Mega-rich have already recovered from pandemic losses — but it could take the poor a decade, Oxfam warns

A doctor collects a swab sample from a Covid-19 patient at his home on the eastern outskirts of Lima, on January 22, 2021.

ERNESTO BENAVIDES | AFP | Getty Images

LONDON — The 1,000 richest people on the planet recouped their losses caused by the coronavirus pandemic within nine months, according to estimates from Oxfam, but the global charity believe it could take more than a decade for the world’s poorest to recover.

In a report entitled “The Inequality Virus,” Oxfam noted that “the world’s 10 richest men have seen their combined wealth increase by half a trillion dollars since the pandemic began — more than enough to pay for a Covid-19 vaccine for everyone and to ensure no one is pushed into poverty by the pandemic.”

But at the same time, the pandemic has “ushered in the worst job crisis in over 90 years with hundreds of millions of people now underemployed or out of work,” the report stated.

Women and ethnic minorities were being hardest hit by the pandemic, Oxfam noted.

“Women and marginalized racial and ethnic groups are bearing the brunt of this crisis. They are more likely to be pushed into poverty, more likely to go hungry, and more likely to be excluded from health care,” Gabriela Bucher, the executive director of Oxfam International, stated in the report.

“Billionaires fortunes, however, rebounded as stock markets recovered despite continued recession in the real economy. Their total wealth hit $11.95 trillion in December 2020, equivalent to G-20 governments’ total Covid-19 recovery spending.”

When the global pandemic took hold in Europe and the U.S. in spring 2020, global stock markets plummeted as lockdowns were imposed to control the virus. But they have since rallied thanks to unprecedented monetary and fiscal stimulus measures by governments and central banks aimed at mitigating the impact of the health crisis.

Oxfam said that the road to recovery will be much longer for people who were already struggling before Covid-19. “When the virus struck, more than half of workers in poor countries were living in poverty, and three-quarters of workers globally had no access to social protections like sick pay or unemployment benefits,” it noted.
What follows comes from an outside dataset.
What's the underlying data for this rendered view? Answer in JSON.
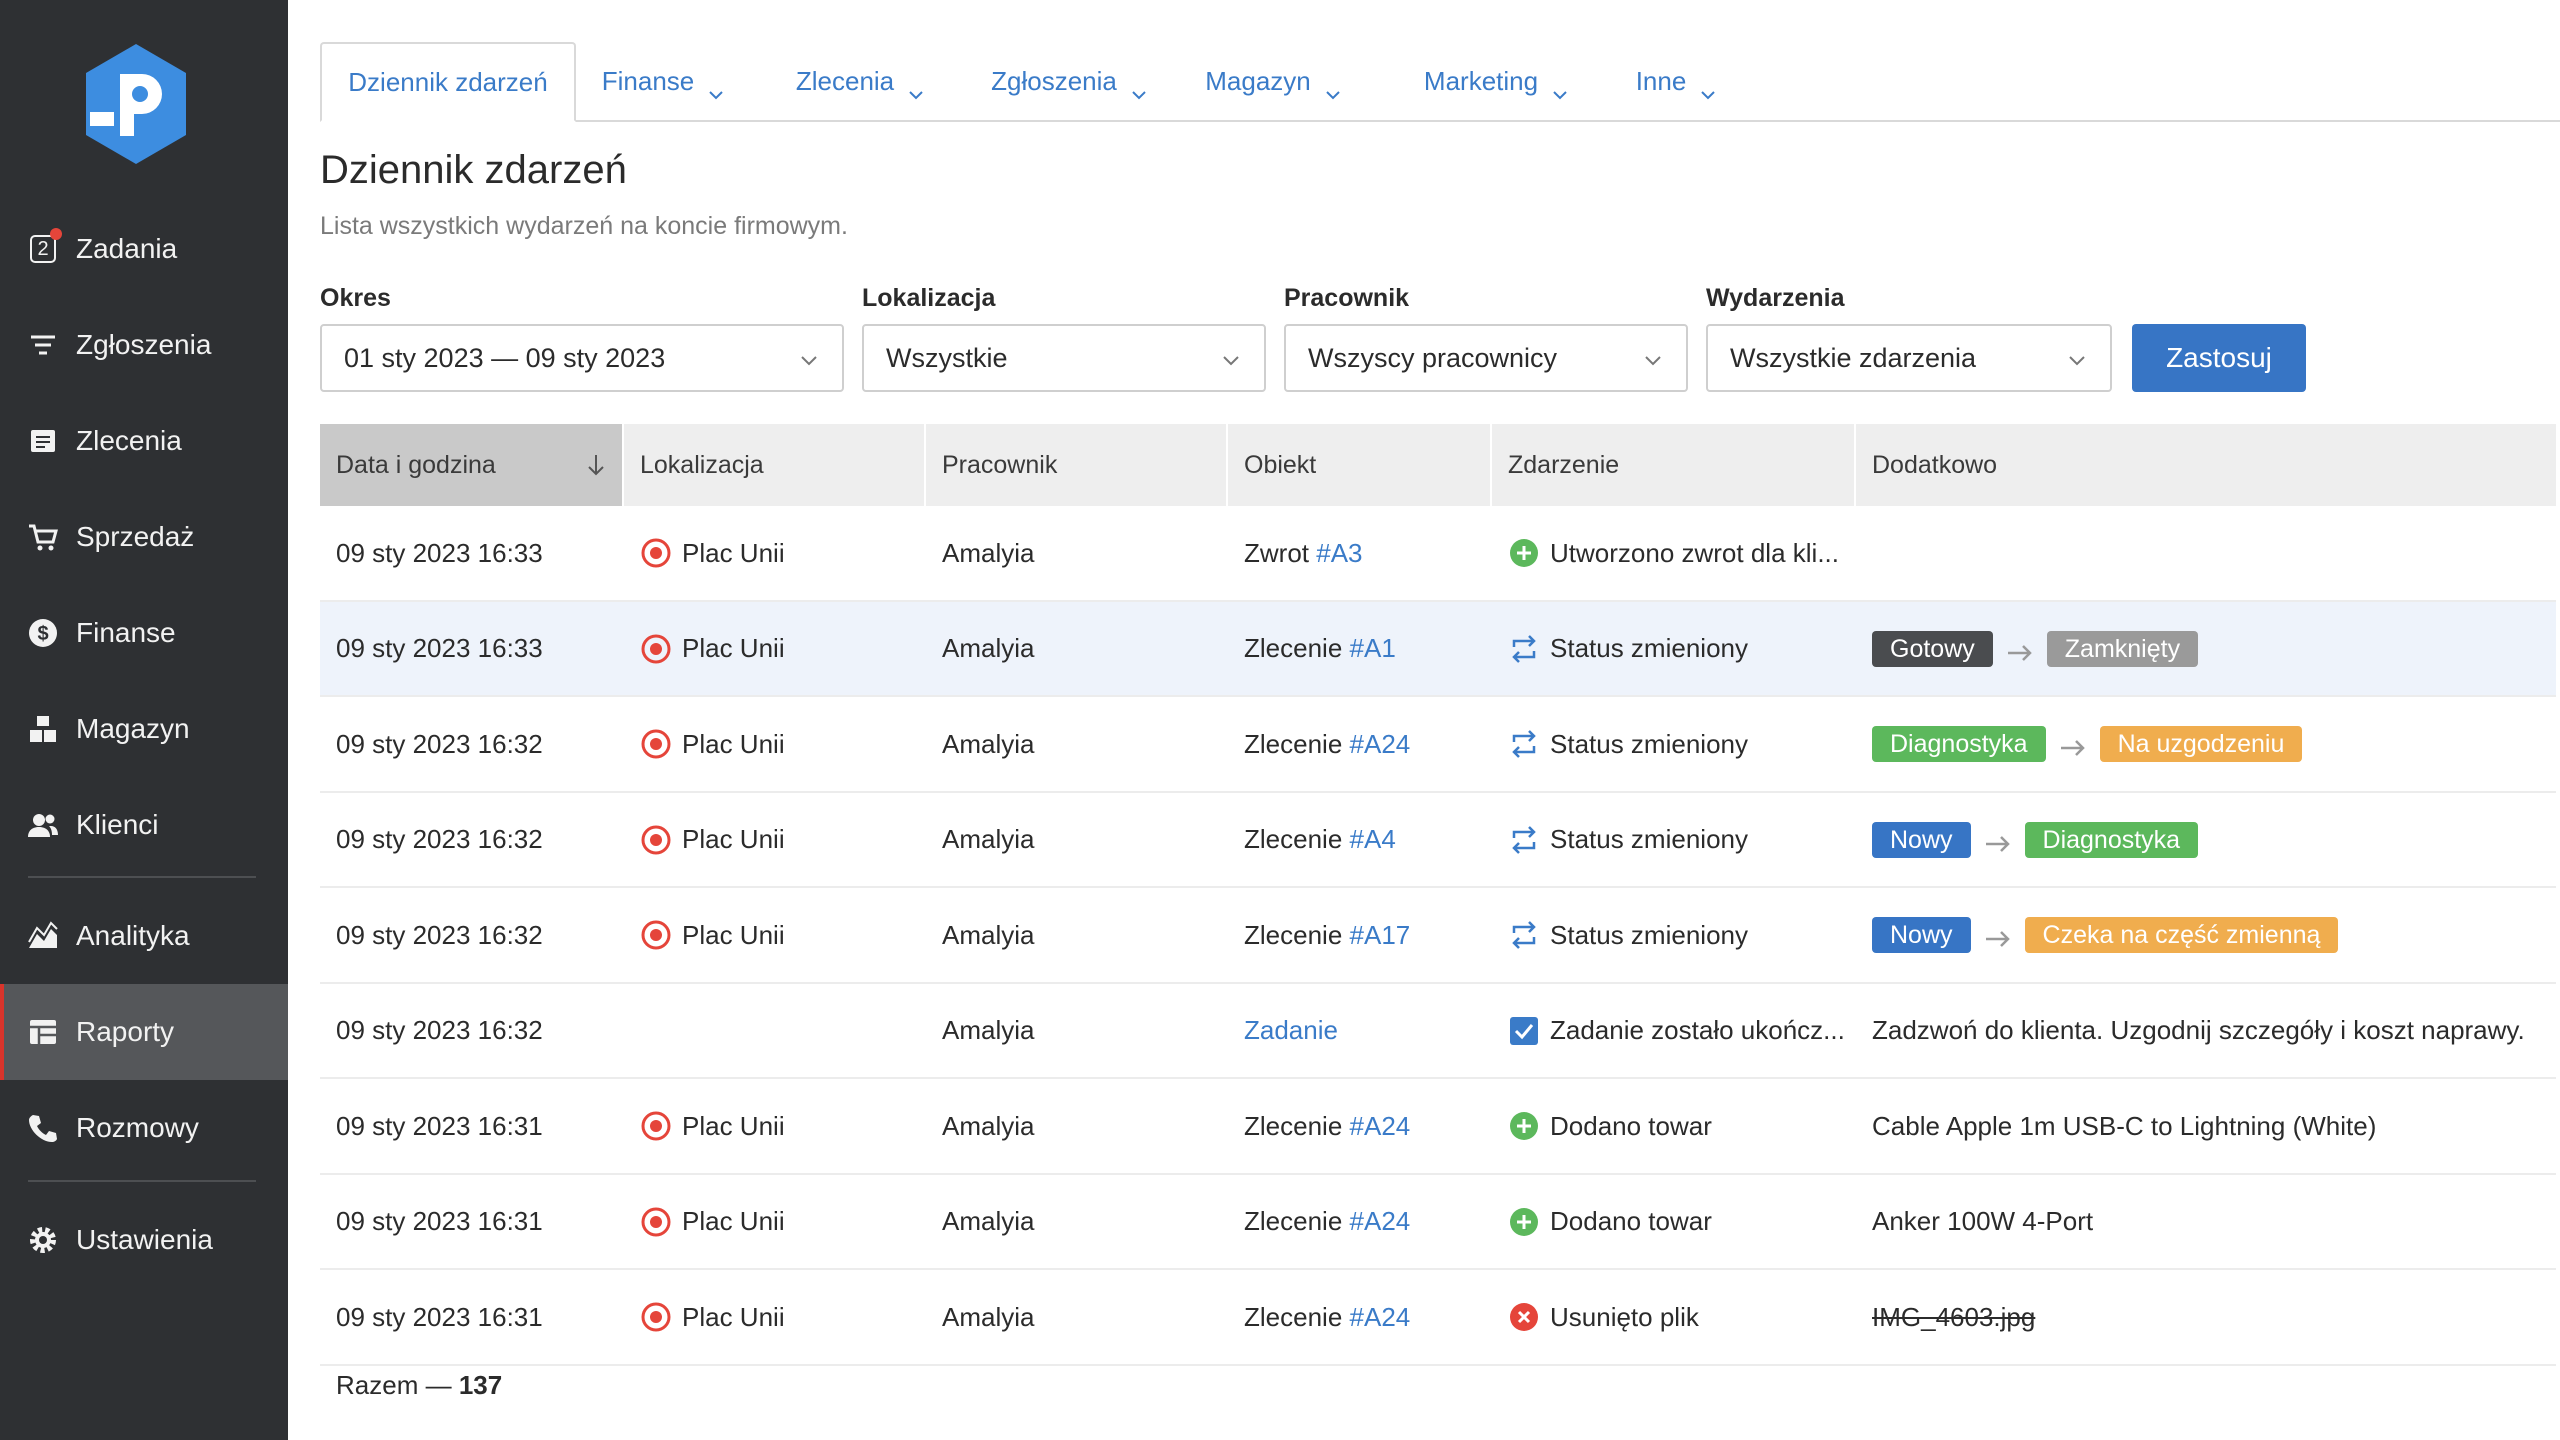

Oxfam’s report was published on Monday to coincide with the start of the World Economic Forum‘s Davos Agenda, taking place virtually this year amid the ongoing pandemic.

The forum brings together political and business leaders to look for ways to improve the state of the world, although it is dogged by criticism that debate rarely leads to material changes in government or corporate policies. A key theme on the agenda is looking at how to rebuild the global economy on fairer footing after the global health crisis.

There are already concerns about the unequal rollout of coronavirus vaccines. Last week, the director-general of the World Health Organization said the world was on the brink of “catastrophic moral failure” because of the way richer countries had commandeered most of the available vaccine supplies.

Oxfam’s report too called “for the fight against inequality to be at the heart of economic rescue and recovery efforts.”

“Covid-19 has the potential to increase economic inequality in almost every country at once, the first time this has happened since records began over a century ago. Rising inequality means it could take at least 14 times longer for the number of people living in poverty to return to pre-pandemic levels than it took for the fortunes of the top 1,000 mostly white and male billionaires to bounce back,” Oxfam said.